Here at dKos, we regularly go after Fox News as the conservative mouthpiece of the Republican Party. Fox News, however, is a sideshow. A distraction. Irrelevant. The true power base of conservatives is the money crowd and CNBC speaks for them and them alone. If the progressive movement wants to attain true power, we need to go after conservative propaganda in all forms. Controlling the media is a vital element. As the economy continues to sink, people are tuning in to CNBC for information and advice. CNBC's advertising is explicitly stating that 2008 viewership was their highest ever. The American people are not getting the information they need to make informed money decisions.
Because I make quite a lot of our household income by trading stocks and options, I watch quite a lot of CNBC for the occasional tip and to get a sense of what the sheep on the Street have on their radar. Believe me, if you're willing to put the time into trading rather than investing, there is money to be made if you buy in and out of Wall Street's flavor-of-the-day. After watching for months, both before and after the election, I can tell you that CNBC is no friend of the working person, the union member, the middle class or the small investor.
Headlined by the odious Larry Kudlow, CNBC is a bastion of groupthink: failed free-market, Chicago school, supply-side, Milton Friedman-esque ideology. (That's almost as fun for me to write as "latte-drinking, Volvo-driving, granola-eating liberal" must be for a conservative). Very rarely, an advocate for Keynesian economics will be a guest during the day but he/she is always "balanced" by at least one supply-sider and a phalanx of talking heads who do nothing but jeer and/or shout over their guest.
To his credit, one daytime host, Dylan Ratigan, has vociferously advocated for accountability when it comes to where the TARP funds are going and the people who got us into this mess. He is just as likely to criticize Alan Greenspan as he is Bob Rubin (supposedly one is right and one is left but truthfully, they're both just crooks). But on the post-market Fast Money show, his guest yesterday was none other than the king of supply-siders, Arthur Laffer. Laffer informs us that he likes the tax cuts more than the infrastructure spending and that the best way to stimulate the economy is to cut all federal income taxes to 0% for the next 6 months (riiiiiight....no federal taxes....who will that benefit most?) He also thinks that at this time, fiscal restraint and a flat tax would be the best bet for putting us on the road to recovery. To balance Laffer's opinions, the guest was....nobody. Of course.
CNBC is adamantly anti-union. Discussion during the auto bailout crisis centered around the "fact" that the unions refused to either give in or negotiate. To listen to CNBC, you would think that the entire global economic meltdown is due to the "reality" that union workers make too much money, have too much healthcare and too much potential retirement security.
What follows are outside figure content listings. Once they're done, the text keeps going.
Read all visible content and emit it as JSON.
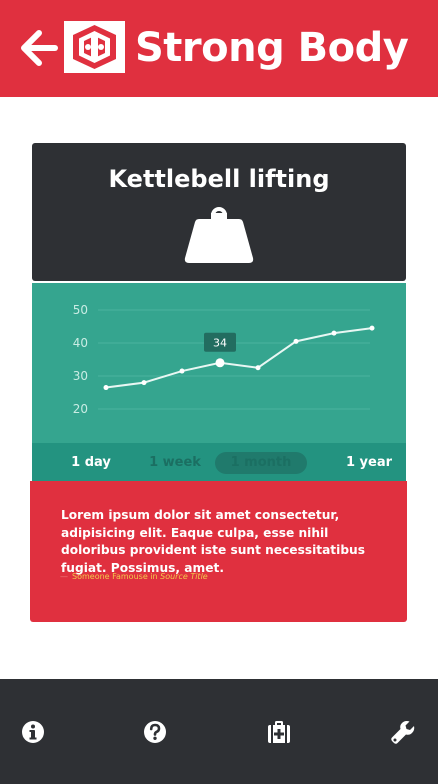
{
  "header": {
    "title": "Strong Body",
    "back_icon": "arrow-left-icon",
    "logo_icon": "strong-body-logo"
  },
  "card": {
    "title": "Kettlebell lifting",
    "icon": "weight-icon"
  },
  "chart_data": {
    "type": "line",
    "title": "",
    "xlabel": "",
    "ylabel": "",
    "y_ticks": [
      20,
      30,
      40,
      50
    ],
    "ylim": [
      15,
      52
    ],
    "values": [
      26.5,
      28,
      31.5,
      34,
      32.5,
      40.5,
      43,
      44.5
    ],
    "highlight": {
      "index": 3,
      "label": "34"
    },
    "grid": true
  },
  "ranges": [
    {
      "label": "1 day",
      "state": "active"
    },
    {
      "label": "1 week",
      "state": "dim"
    },
    {
      "label": "1 month",
      "state": "selected"
    },
    {
      "label": "1 year",
      "state": "active"
    }
  ],
  "quote": {
    "text": "Lorem ipsum dolor sit amet consectetur, adipisicing elit. Eaque culpa, esse nihil doloribus provident iste sunt necessitatibus fugiat. Possimus, amet.",
    "dash": "—",
    "author": "Someone Famouse in",
    "source": "Source Title"
  },
  "nav": [
    {
      "icon": "info-icon"
    },
    {
      "icon": "help-icon"
    },
    {
      "icon": "first-aid-kit-icon"
    },
    {
      "icon": "wrench-icon"
    }
  ],
  "colors": {
    "brand_red": "#e0303f",
    "dark": "#2e3034",
    "teal": "#35a58f",
    "teal_dark": "#239380",
    "accent_yellow": "#f2c84b"
  }
}
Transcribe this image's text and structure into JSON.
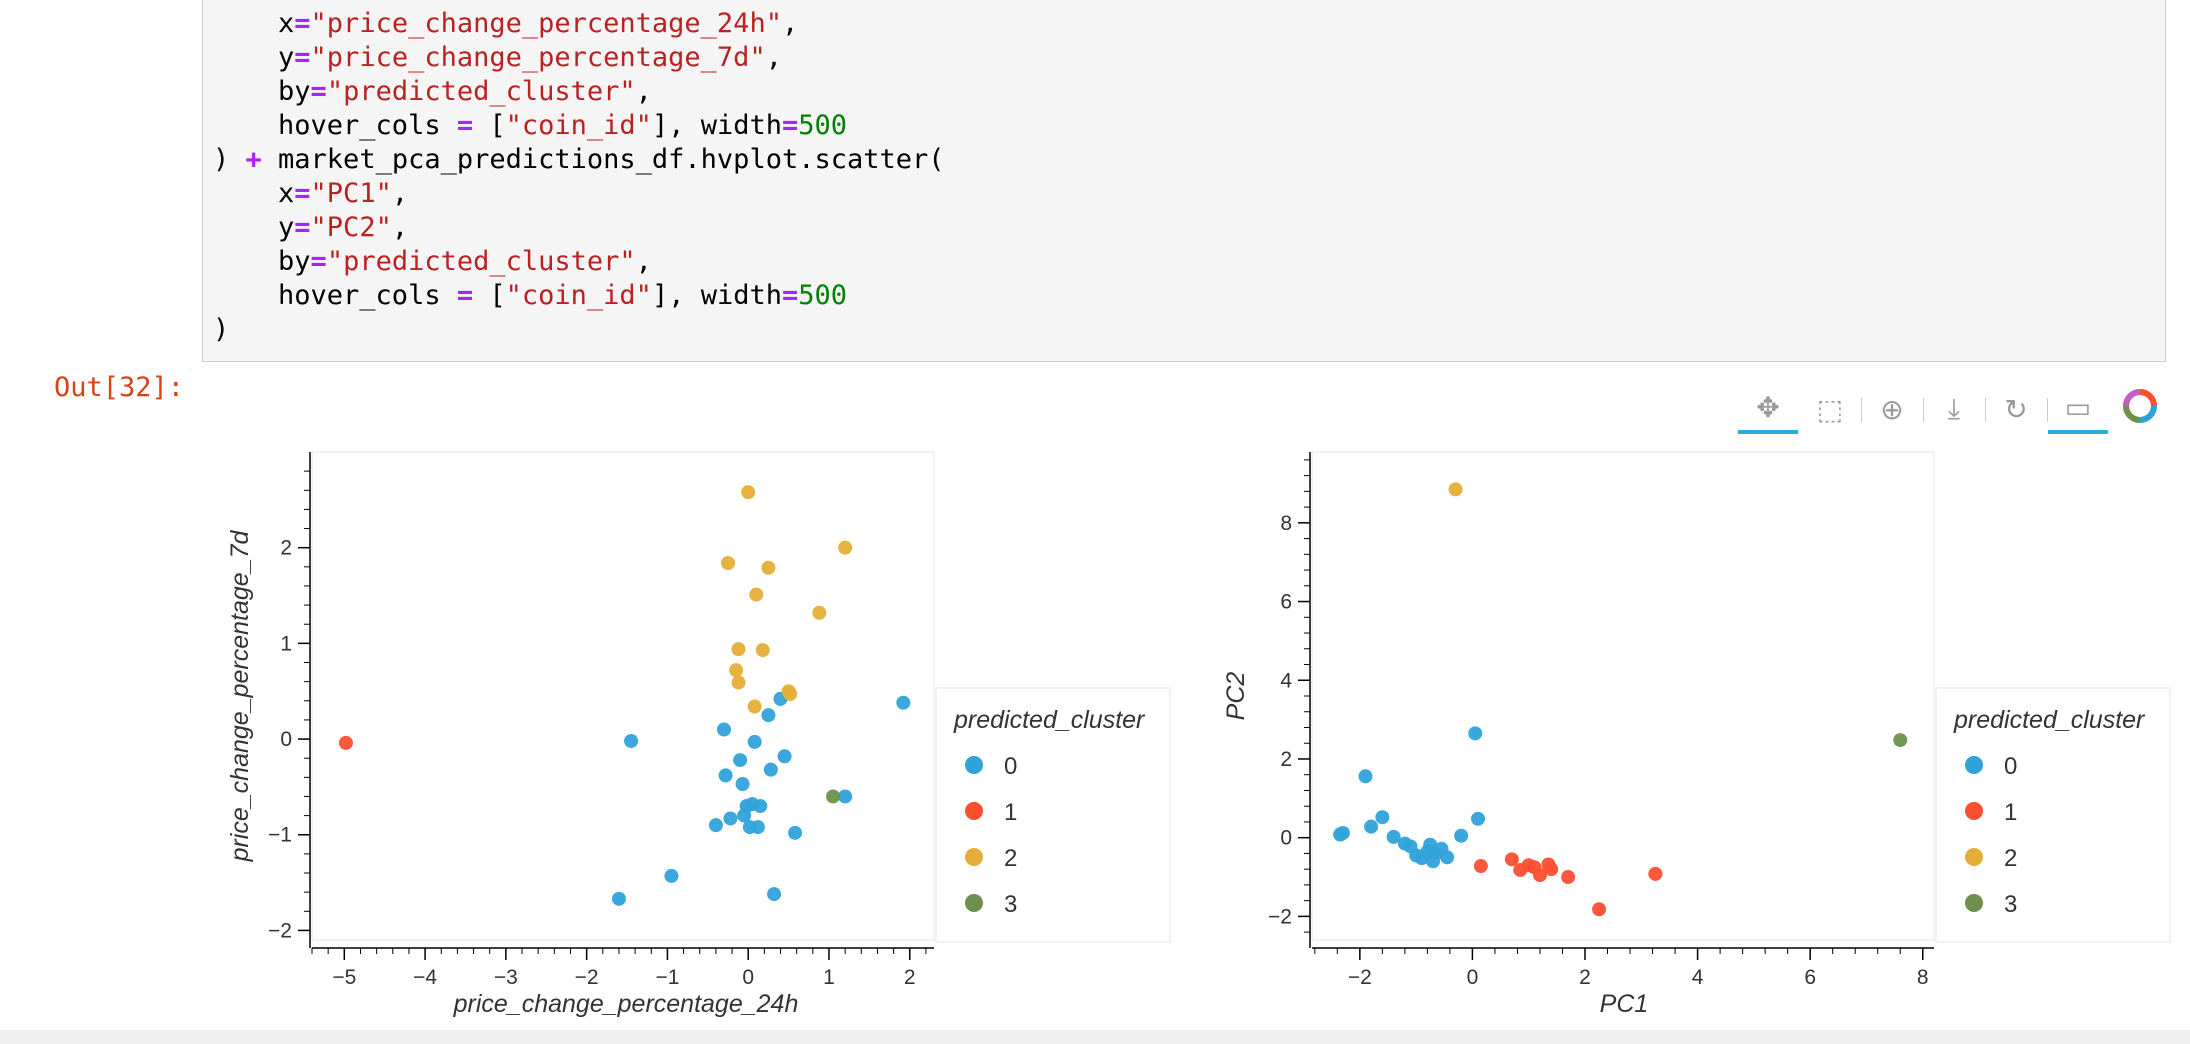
{
  "code": [
    [
      {
        "t": "    x"
      },
      {
        "t": "=",
        "c": "o"
      },
      {
        "t": "\"price_change_percentage_24h\"",
        "c": "s"
      },
      {
        "t": ","
      }
    ],
    [
      {
        "t": "    y"
      },
      {
        "t": "=",
        "c": "o"
      },
      {
        "t": "\"price_change_percentage_7d\"",
        "c": "s"
      },
      {
        "t": ","
      }
    ],
    [
      {
        "t": "    by"
      },
      {
        "t": "=",
        "c": "o"
      },
      {
        "t": "\"predicted_cluster\"",
        "c": "s"
      },
      {
        "t": ","
      }
    ],
    [
      {
        "t": "    hover_cols "
      },
      {
        "t": "=",
        "c": "o"
      },
      {
        "t": " ["
      },
      {
        "t": "\"coin_id\"",
        "c": "s"
      },
      {
        "t": "], width"
      },
      {
        "t": "=",
        "c": "o"
      },
      {
        "t": "500",
        "c": "n"
      }
    ],
    [
      {
        "t": ") "
      },
      {
        "t": "+",
        "c": "o"
      },
      {
        "t": " market_pca_predictions_df.hvplot.scatter("
      }
    ],
    [
      {
        "t": "    x"
      },
      {
        "t": "=",
        "c": "o"
      },
      {
        "t": "\"PC1\"",
        "c": "s"
      },
      {
        "t": ","
      }
    ],
    [
      {
        "t": "    y"
      },
      {
        "t": "=",
        "c": "o"
      },
      {
        "t": "\"PC2\"",
        "c": "s"
      },
      {
        "t": ","
      }
    ],
    [
      {
        "t": "    by"
      },
      {
        "t": "=",
        "c": "o"
      },
      {
        "t": "\"predicted_cluster\"",
        "c": "s"
      },
      {
        "t": ","
      }
    ],
    [
      {
        "t": "    hover_cols "
      },
      {
        "t": "=",
        "c": "o"
      },
      {
        "t": " ["
      },
      {
        "t": "\"coin_id\"",
        "c": "s"
      },
      {
        "t": "], width"
      },
      {
        "t": "=",
        "c": "o"
      },
      {
        "t": "500",
        "c": "n"
      }
    ],
    [
      {
        "t": ")"
      }
    ]
  ],
  "output_prompt": "Out[32]:",
  "toolbar": [
    {
      "name": "pan-tool-button",
      "icon": "move-icon",
      "glyph": "✥",
      "active": true
    },
    {
      "name": "box-zoom-tool-button",
      "icon": "box-zoom-icon",
      "glyph": "⬚",
      "active": false
    },
    {
      "name": "wheel-zoom-tool-button",
      "icon": "wheel-zoom-icon",
      "glyph": "⊕",
      "active": false
    },
    {
      "name": "save-tool-button",
      "icon": "download-icon",
      "glyph": "⤓",
      "active": false
    },
    {
      "name": "reset-tool-button",
      "icon": "reset-icon",
      "glyph": "↻",
      "active": false
    },
    {
      "name": "hover-tool-button",
      "icon": "comment-icon",
      "glyph": "▭",
      "active": true
    },
    {
      "name": "bokeh-logo-button",
      "icon": "bokeh-logo-icon",
      "glyph": "",
      "active": false
    }
  ],
  "cluster_colors": {
    "0": "#30a2da",
    "1": "#fc4f30",
    "2": "#e5ae38",
    "3": "#6d904f"
  },
  "chart_data": [
    {
      "type": "scatter",
      "xlabel": "price_change_percentage_24h",
      "ylabel": "price_change_percentage_7d",
      "xlim": [
        -5.4,
        2.3
      ],
      "ylim": [
        -2.1,
        3.0
      ],
      "xticks": [
        -5,
        -4,
        -3,
        -2,
        -1,
        0,
        1,
        2
      ],
      "yticks": [
        -2,
        -1,
        0,
        1,
        2
      ],
      "legend_title": "predicted_cluster",
      "legend_position": "right",
      "series": [
        {
          "name": "0",
          "points": [
            [
              -1.6,
              -1.67
            ],
            [
              -1.45,
              -0.02
            ],
            [
              -0.95,
              -1.43
            ],
            [
              -0.4,
              -0.9
            ],
            [
              -0.3,
              0.1
            ],
            [
              -0.28,
              -0.38
            ],
            [
              -0.22,
              -0.83
            ],
            [
              -0.1,
              -0.22
            ],
            [
              -0.07,
              -0.47
            ],
            [
              -0.05,
              -0.8
            ],
            [
              -0.02,
              -0.7
            ],
            [
              0.02,
              -0.92
            ],
            [
              0.05,
              -0.68
            ],
            [
              0.08,
              -0.03
            ],
            [
              0.12,
              -0.92
            ],
            [
              0.15,
              -0.7
            ],
            [
              0.25,
              0.25
            ],
            [
              0.28,
              -0.32
            ],
            [
              0.32,
              -1.62
            ],
            [
              0.4,
              0.42
            ],
            [
              0.45,
              -0.18
            ],
            [
              0.58,
              -0.98
            ],
            [
              1.2,
              -0.6
            ],
            [
              1.92,
              0.38
            ]
          ]
        },
        {
          "name": "1",
          "points": [
            [
              -4.98,
              -0.04
            ]
          ]
        },
        {
          "name": "2",
          "points": [
            [
              0.0,
              2.58
            ],
            [
              -0.25,
              1.84
            ],
            [
              0.25,
              1.79
            ],
            [
              1.2,
              2.0
            ],
            [
              0.1,
              1.51
            ],
            [
              0.88,
              1.32
            ],
            [
              -0.12,
              0.94
            ],
            [
              0.18,
              0.93
            ],
            [
              -0.15,
              0.72
            ],
            [
              -0.12,
              0.59
            ],
            [
              0.5,
              0.5
            ],
            [
              0.52,
              0.47
            ],
            [
              0.08,
              0.34
            ]
          ]
        },
        {
          "name": "3",
          "points": [
            [
              1.05,
              -0.6
            ]
          ]
        }
      ]
    },
    {
      "type": "scatter",
      "xlabel": "PC1",
      "ylabel": "PC2",
      "xlim": [
        -2.85,
        8.2
      ],
      "ylim": [
        -2.6,
        9.8
      ],
      "xticks": [
        -2,
        0,
        2,
        4,
        6,
        8
      ],
      "yticks": [
        -2,
        0,
        2,
        4,
        6,
        8
      ],
      "legend_title": "predicted_cluster",
      "legend_position": "right",
      "series": [
        {
          "name": "0",
          "points": [
            [
              -2.35,
              0.08
            ],
            [
              -2.3,
              0.12
            ],
            [
              -1.9,
              1.56
            ],
            [
              -1.8,
              0.28
            ],
            [
              -1.6,
              0.52
            ],
            [
              -1.4,
              0.02
            ],
            [
              -1.2,
              -0.15
            ],
            [
              -1.1,
              -0.22
            ],
            [
              -1.0,
              -0.45
            ],
            [
              -0.9,
              -0.52
            ],
            [
              -0.8,
              -0.35
            ],
            [
              -0.75,
              -0.18
            ],
            [
              -0.7,
              -0.6
            ],
            [
              -0.65,
              -0.4
            ],
            [
              -0.55,
              -0.28
            ],
            [
              -0.45,
              -0.5
            ],
            [
              -0.2,
              0.05
            ],
            [
              0.05,
              2.65
            ],
            [
              0.1,
              0.48
            ]
          ]
        },
        {
          "name": "1",
          "points": [
            [
              0.15,
              -0.72
            ],
            [
              0.7,
              -0.55
            ],
            [
              0.85,
              -0.82
            ],
            [
              1.0,
              -0.7
            ],
            [
              1.1,
              -0.75
            ],
            [
              1.2,
              -0.95
            ],
            [
              1.35,
              -0.68
            ],
            [
              1.4,
              -0.8
            ],
            [
              1.7,
              -1.0
            ],
            [
              2.25,
              -1.82
            ],
            [
              3.25,
              -0.92
            ]
          ]
        },
        {
          "name": "2",
          "points": [
            [
              -0.3,
              8.85
            ]
          ]
        },
        {
          "name": "3",
          "points": [
            [
              7.6,
              2.48
            ]
          ]
        }
      ]
    }
  ]
}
From CNBC, I learned that my level of taxation is the only financial variable that will make a difference in my life. Stagnating wages, job insecurity, rising prices, inflationary commodity values...all of this is meaningless compared to the most burning question I must ask myself..."Will Obama raise taxes on the wealthy?" Because if he does so, the world will explode into chaos. Rich people will have to pay more personal income taxes which somehow means that they will not be creating more jobs. Why is it that when Dick Cheney grants himself another tax cut, no one ever asks him how many jobs he's personally created with said cut?
If you go over to Media Matters site, you can click on the Radio/TV shows tab or the Networks/Publications tab and you'll see that they do not cover CNBC. Obviously, Olbermann and Maddow will not be covering/criticizing their own network so CNBC continues to fly under the radar. The only way CNBC will start responding to the new world order is if the new world order stands up and demands to be heard.
We spend a lot of time here posting diaries analyzing Paul Krugman's columns and generally praising the already worthy economists among us. I think we need to go beyond that. I have written to CNBC numerous times, asking for some level of balance in their programming with no response. I think they are doing a disservice to their viewers and to our country as a whole. They do have a feedback page on the main site but each individual show also has a feedback page or e-mail address. If you are a viewer of any of the following shows (or even if you're not) drop them a line and ask why there is no one on their network who has had an original thought in 30 years. I imagine this approach works best if you find some way to ask that question politely. Here are a few of the daytime shows:
Fast Money: fast mail
Mad Money with Jim Cramer: madmoney@cnbc.com
Power Lunch (the bobbleheads on this show are the most egregious): powerlunch@cnbc.com
Kudlow and Company (I can't stomach this guy but maybe you can): kudlow@cnbc.com
It will take many years to undo the damage conservatives have dumped on us for the last 30 years. Taking back the airwaves/media takes many forms. CNBC has gotten away with little attention from progressive's for waaaaay too long. We can do something about that.
Good luck out there...and if you're an investor don't go all in yet in the markets. There's still some downward momentum to be had.